Our chapel is shown in place in a map of the Owning village area dated July 1812. The illustration shows an upper loft to the house with a stone stairway on the outside. This served as the curates' house for most of the nineteenth century. Judging from its interior today a curate did not live in high luxury here. The change of residence to what is now Denis and Sally O'Hara's house may have come when the parish priest moved from Ballypatrick House to Piltown. The same map notes that the chapel had two entrance doors, a feature that lasted to the beginning of the present century. One door would have led into the nave of the chapel, the other to the choir gallery.
The chapel was good value for the £600 or so that it cost, having served this community for 200 years and likely to continue for a longer time. Because it is small it should not be undervalued or abandoned and we should remember that it bears testimony to the devotion and craftsmanship of the men who planned and constructed it though their names are long forgotten. It could so very easily be disregarded and thrown on the rubbish-heap as people drift away more and more from Mass attendance as they have from the other devotions and services that gave vitality to a church . We can but hope that it will bear witness for many decades to come to an honourable past .

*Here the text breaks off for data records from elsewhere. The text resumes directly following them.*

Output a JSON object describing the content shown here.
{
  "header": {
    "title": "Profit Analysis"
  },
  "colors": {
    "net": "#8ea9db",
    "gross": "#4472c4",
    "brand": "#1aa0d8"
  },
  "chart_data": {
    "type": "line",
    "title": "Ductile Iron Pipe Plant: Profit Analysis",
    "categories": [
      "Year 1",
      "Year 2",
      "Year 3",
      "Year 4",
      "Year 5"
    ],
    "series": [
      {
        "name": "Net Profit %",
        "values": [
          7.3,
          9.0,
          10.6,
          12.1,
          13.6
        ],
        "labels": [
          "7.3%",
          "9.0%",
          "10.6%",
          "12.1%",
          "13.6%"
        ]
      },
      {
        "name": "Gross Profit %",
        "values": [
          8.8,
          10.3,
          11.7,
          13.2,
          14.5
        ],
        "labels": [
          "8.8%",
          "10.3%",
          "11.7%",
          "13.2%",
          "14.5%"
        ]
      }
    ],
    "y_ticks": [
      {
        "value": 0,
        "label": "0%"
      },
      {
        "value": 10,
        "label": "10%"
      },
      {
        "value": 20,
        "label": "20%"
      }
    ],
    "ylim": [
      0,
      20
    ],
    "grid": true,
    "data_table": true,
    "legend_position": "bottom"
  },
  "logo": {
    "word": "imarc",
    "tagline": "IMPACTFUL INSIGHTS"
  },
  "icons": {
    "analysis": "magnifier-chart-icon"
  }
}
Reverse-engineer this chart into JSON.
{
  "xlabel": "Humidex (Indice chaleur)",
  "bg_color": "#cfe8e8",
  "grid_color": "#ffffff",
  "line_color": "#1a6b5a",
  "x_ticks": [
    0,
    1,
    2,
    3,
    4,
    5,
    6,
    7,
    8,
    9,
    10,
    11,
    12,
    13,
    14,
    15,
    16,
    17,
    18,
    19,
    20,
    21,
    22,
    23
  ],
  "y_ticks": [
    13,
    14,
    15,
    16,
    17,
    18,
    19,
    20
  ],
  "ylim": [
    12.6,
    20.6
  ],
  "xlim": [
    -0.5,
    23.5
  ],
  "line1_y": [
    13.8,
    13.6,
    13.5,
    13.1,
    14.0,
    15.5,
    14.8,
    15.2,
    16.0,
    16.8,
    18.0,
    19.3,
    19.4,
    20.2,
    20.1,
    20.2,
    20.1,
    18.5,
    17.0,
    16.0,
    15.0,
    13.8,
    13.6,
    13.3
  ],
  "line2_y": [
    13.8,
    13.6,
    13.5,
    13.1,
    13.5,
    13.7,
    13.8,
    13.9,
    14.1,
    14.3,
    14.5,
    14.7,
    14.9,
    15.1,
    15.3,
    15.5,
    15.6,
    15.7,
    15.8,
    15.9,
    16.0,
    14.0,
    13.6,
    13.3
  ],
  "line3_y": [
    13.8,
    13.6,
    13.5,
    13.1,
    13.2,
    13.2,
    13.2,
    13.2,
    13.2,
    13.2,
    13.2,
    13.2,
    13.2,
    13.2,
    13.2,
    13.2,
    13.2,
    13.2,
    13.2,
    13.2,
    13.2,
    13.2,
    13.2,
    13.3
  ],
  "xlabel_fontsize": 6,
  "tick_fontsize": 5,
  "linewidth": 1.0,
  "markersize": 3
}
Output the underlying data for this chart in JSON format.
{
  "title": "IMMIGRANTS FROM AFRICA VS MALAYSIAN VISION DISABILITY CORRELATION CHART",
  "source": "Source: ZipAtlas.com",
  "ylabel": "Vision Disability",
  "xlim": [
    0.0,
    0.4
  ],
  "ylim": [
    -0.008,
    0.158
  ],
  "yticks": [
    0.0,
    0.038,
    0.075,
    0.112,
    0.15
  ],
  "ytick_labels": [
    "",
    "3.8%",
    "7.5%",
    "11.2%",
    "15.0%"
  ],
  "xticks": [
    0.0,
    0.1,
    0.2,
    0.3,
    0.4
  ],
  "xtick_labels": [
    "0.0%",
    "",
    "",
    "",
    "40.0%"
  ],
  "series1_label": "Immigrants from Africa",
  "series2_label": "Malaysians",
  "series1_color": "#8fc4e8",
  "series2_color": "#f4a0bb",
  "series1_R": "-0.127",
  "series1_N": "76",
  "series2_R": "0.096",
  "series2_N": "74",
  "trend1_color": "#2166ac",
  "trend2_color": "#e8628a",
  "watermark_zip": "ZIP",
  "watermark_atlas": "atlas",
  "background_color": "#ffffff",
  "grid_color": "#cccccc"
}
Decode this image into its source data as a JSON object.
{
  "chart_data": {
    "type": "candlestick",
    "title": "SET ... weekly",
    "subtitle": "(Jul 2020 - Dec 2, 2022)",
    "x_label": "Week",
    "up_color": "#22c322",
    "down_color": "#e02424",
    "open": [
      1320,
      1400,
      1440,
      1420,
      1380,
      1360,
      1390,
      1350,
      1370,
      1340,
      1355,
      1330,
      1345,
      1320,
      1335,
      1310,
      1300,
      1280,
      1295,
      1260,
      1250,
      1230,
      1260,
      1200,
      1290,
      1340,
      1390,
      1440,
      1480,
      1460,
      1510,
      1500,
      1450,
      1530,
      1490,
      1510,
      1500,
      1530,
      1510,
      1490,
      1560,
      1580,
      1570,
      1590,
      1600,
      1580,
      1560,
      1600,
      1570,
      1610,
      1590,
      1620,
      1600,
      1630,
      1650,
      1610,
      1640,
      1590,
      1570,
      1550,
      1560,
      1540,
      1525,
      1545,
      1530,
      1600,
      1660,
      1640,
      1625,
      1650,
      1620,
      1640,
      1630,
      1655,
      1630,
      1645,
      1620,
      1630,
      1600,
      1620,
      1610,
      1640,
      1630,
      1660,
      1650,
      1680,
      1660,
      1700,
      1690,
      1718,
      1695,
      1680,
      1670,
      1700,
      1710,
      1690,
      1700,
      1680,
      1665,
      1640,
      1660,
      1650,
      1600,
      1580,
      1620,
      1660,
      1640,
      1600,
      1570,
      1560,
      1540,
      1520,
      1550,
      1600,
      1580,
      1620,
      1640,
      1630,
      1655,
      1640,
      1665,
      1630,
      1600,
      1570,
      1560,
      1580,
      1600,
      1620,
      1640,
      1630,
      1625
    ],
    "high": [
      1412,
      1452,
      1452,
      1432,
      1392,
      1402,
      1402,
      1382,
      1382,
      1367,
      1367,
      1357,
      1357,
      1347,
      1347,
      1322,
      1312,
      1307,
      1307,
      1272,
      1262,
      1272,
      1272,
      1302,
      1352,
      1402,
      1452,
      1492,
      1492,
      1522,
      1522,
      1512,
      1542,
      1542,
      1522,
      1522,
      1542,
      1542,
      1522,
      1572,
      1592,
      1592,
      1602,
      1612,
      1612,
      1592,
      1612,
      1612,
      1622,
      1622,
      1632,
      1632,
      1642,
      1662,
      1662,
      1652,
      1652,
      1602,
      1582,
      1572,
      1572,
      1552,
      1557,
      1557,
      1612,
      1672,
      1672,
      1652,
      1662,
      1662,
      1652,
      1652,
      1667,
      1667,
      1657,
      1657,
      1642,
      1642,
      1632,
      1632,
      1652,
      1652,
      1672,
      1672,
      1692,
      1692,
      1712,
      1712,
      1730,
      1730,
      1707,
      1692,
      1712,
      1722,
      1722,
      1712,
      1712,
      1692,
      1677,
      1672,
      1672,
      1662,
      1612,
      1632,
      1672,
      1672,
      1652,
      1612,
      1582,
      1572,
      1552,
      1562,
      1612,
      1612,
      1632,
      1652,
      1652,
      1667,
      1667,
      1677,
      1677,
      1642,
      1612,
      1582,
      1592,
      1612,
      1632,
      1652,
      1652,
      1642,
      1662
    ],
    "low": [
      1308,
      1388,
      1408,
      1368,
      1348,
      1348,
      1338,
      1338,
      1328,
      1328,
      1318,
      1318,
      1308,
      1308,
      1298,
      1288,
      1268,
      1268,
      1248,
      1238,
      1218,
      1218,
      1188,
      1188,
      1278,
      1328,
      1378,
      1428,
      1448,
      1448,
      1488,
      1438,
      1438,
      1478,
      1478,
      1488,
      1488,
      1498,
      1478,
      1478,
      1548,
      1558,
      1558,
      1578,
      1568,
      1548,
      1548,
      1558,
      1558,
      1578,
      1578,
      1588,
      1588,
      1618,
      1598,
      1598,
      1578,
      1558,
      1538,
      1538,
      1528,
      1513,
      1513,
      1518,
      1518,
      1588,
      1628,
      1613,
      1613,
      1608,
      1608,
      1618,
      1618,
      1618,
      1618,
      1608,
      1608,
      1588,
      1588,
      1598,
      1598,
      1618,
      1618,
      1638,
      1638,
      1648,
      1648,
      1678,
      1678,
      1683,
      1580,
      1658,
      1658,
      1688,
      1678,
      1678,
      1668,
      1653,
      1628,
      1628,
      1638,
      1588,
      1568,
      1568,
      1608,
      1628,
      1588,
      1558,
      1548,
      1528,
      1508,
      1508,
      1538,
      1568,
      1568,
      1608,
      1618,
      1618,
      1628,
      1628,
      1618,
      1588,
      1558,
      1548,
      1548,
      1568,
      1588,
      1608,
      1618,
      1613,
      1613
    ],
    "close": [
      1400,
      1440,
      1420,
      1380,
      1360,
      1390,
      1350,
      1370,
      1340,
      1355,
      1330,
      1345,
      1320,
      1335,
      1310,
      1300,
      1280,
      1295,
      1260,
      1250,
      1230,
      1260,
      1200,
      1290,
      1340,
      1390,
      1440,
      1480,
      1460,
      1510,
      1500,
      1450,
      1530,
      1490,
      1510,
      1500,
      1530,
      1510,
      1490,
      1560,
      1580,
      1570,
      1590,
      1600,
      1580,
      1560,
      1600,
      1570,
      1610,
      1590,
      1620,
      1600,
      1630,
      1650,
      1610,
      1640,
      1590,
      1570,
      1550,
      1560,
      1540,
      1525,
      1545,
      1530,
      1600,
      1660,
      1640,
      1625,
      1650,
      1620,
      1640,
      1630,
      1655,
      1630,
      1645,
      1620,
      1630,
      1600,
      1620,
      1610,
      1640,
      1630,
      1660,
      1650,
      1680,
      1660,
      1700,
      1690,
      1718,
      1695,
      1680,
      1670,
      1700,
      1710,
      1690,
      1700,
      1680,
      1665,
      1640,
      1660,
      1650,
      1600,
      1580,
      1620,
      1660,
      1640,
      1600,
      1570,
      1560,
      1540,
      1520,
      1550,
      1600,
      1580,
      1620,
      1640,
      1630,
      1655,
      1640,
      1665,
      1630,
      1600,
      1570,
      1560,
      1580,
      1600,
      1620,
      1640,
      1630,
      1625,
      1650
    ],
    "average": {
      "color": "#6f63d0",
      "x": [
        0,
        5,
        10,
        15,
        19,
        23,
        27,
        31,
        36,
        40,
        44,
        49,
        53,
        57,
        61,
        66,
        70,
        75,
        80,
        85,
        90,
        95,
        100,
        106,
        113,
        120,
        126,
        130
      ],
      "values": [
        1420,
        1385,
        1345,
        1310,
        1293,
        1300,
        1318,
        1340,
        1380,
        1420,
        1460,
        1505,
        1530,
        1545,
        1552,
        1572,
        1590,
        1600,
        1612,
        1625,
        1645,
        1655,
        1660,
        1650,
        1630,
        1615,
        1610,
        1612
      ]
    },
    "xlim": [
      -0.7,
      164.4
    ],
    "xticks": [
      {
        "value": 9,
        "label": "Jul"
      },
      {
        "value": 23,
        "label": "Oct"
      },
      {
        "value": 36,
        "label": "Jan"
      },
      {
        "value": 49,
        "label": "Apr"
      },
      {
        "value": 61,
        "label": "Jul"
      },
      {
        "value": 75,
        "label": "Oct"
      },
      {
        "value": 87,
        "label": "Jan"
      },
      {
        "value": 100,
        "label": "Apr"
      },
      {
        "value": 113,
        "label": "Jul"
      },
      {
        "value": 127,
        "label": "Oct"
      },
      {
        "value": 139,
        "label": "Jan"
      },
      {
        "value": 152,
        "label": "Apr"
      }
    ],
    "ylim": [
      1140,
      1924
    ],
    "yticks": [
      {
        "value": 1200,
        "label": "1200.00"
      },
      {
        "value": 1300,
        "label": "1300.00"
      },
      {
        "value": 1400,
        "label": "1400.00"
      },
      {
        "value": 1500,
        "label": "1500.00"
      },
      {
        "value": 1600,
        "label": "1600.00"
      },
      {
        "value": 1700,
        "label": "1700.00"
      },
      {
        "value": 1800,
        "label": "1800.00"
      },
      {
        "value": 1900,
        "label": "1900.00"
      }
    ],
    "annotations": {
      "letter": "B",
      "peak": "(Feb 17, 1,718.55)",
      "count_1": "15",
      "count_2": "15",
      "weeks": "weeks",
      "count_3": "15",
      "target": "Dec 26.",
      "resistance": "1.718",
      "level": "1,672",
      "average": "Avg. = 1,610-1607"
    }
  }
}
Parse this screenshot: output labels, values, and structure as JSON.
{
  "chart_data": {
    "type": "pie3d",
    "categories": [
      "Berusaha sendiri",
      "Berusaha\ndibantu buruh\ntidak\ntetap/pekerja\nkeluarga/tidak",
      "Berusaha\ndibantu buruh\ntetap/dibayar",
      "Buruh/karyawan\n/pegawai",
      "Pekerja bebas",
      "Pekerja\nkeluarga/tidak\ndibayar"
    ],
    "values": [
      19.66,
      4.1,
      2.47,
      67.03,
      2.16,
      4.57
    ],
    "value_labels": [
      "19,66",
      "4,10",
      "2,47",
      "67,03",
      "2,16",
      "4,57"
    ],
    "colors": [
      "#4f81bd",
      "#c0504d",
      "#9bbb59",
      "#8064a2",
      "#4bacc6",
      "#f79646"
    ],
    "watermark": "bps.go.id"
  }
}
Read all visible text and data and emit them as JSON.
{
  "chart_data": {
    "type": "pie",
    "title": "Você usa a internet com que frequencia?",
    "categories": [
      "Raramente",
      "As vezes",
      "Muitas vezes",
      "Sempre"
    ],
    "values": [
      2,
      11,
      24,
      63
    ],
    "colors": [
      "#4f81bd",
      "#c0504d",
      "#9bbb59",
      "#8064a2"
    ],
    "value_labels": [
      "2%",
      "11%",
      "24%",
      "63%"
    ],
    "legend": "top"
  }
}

While we don't know much about the early days of our chapel we do have some information on nearby Carrick-on-Suir where the old chapel of St. Nicholas had its foundation stone laid on 16 July 1804 . The shell of this building was completed by 11 November in the same year despite a nave span of 38 feet (that in Owning is only 19 feet), but much remained to be done on the interior finishing and on the furnishing. We know that a Mr. Lewis from Piltown did all the slating, plastering and rendering on this chapel at 10s. the square yard. Did he work on Owning six years previously? In Carrick-on-Suir money was raised for the building work through subscriptions - a group of people of means got together and pledged a fixed sum each, but when the actual building was finished a large debt still remained. To clear this the chapel committee placed four collectors on each chapel door on Sundays and as the people came in to Mass the better off were expected to contribute Is. while the poorer sort of parishioner had to give 6d.
While our chapel seems to have been completed by 1800, it is worth remembering that though the shell was finished the interior would still have been in a crude state. But this was true of all chapels at that time so would not have been seen as unusual. The inside walls would have been plastered but not painted, the floor may or may not have been flagged, and there certainly would have been no such things as pews, stations of the cross or statues . Pews would not have come until the beginning of this century. In the early years of the church the congregation knelt or stood on a bare floor throughout the service. There may well have been a dozen or so timber forms at the front of the church for those who found standing difficult. The old or the very young would not have attended Mass. The poor who were badly clothed often did not go. So the dozen forms before the altar could have been sufficient for the congregation. The timber forms used in the chapel on Sundays and Holydays had to do duty in the local school for most of the time.